The next few days followed a pretty similar pattern and after about 6 more days of this I started to question my original plan to head south to the Alps and then Italy and Croatia. I was having good days on the road, enjoying the scenery, enjoying camping but at the same time not always enjoying travelling on my own all day everyday. Generally the longest conversation I'd have during the day was when I booked into the camp site of an evening. Maybe the odd conversation with fellow cyclists if they had a grasp of basic English or I could string a few words of French together. It wasn't that people were not friendly, I lost count of the number of times I said Bonjour to to passers by, fellow campers, people in Cafes, it's just that this was usually about all that I or they could say without a bit of a struggle!

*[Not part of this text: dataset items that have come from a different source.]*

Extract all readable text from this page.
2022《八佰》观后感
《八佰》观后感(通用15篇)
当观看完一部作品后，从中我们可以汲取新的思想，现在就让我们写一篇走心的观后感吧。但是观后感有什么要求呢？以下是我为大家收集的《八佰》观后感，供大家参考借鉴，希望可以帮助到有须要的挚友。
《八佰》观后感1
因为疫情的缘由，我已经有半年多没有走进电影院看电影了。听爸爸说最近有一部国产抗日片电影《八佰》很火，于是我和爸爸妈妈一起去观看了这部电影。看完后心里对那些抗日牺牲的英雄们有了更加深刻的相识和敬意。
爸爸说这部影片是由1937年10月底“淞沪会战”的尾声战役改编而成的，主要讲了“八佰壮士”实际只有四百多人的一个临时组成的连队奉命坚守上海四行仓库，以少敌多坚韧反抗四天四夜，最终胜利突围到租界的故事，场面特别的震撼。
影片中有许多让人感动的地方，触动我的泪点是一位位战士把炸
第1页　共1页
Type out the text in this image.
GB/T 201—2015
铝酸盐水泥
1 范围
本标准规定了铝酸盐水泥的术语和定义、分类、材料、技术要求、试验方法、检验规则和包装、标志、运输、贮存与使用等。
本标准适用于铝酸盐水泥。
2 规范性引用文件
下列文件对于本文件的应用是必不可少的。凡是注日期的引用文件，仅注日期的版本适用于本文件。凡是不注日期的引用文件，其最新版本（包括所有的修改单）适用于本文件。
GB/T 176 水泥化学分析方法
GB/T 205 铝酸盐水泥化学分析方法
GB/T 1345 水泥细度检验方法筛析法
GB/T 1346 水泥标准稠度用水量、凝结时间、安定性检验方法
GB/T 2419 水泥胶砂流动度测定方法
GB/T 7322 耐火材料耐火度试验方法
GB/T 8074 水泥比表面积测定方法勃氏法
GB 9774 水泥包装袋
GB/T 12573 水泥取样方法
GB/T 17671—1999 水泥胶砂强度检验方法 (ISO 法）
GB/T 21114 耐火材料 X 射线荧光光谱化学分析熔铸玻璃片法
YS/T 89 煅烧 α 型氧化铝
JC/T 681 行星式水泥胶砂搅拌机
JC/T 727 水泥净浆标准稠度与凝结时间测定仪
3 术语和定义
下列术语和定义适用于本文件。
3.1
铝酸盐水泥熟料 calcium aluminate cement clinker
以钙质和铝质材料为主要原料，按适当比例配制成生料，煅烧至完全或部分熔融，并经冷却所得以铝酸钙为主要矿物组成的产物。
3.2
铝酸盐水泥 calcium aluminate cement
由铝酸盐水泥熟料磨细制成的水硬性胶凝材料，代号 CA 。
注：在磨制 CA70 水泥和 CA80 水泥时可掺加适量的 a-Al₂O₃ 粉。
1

I didn't want to head home for a while, I wanted to get a good few miles in but at the same time had lost the desire to head south and commit a large chunk of time and money to heading south without any real objective, goal, or schedule. I also wanted to avoid having to fly home which would be likely if I headed too far south. I needed a new plan so decided to alter my southerly heading a bit more to the west and to head to Vannes on the south western part of Brittany. I could then tour around the coastline of Brittany before jumping on a ferry at St Malo or Cherbourg. Having resolved the dilemma of thinking I should carry on with my original plan but not really wanting to and now having a new route mapped out, the riding seemed that much easier.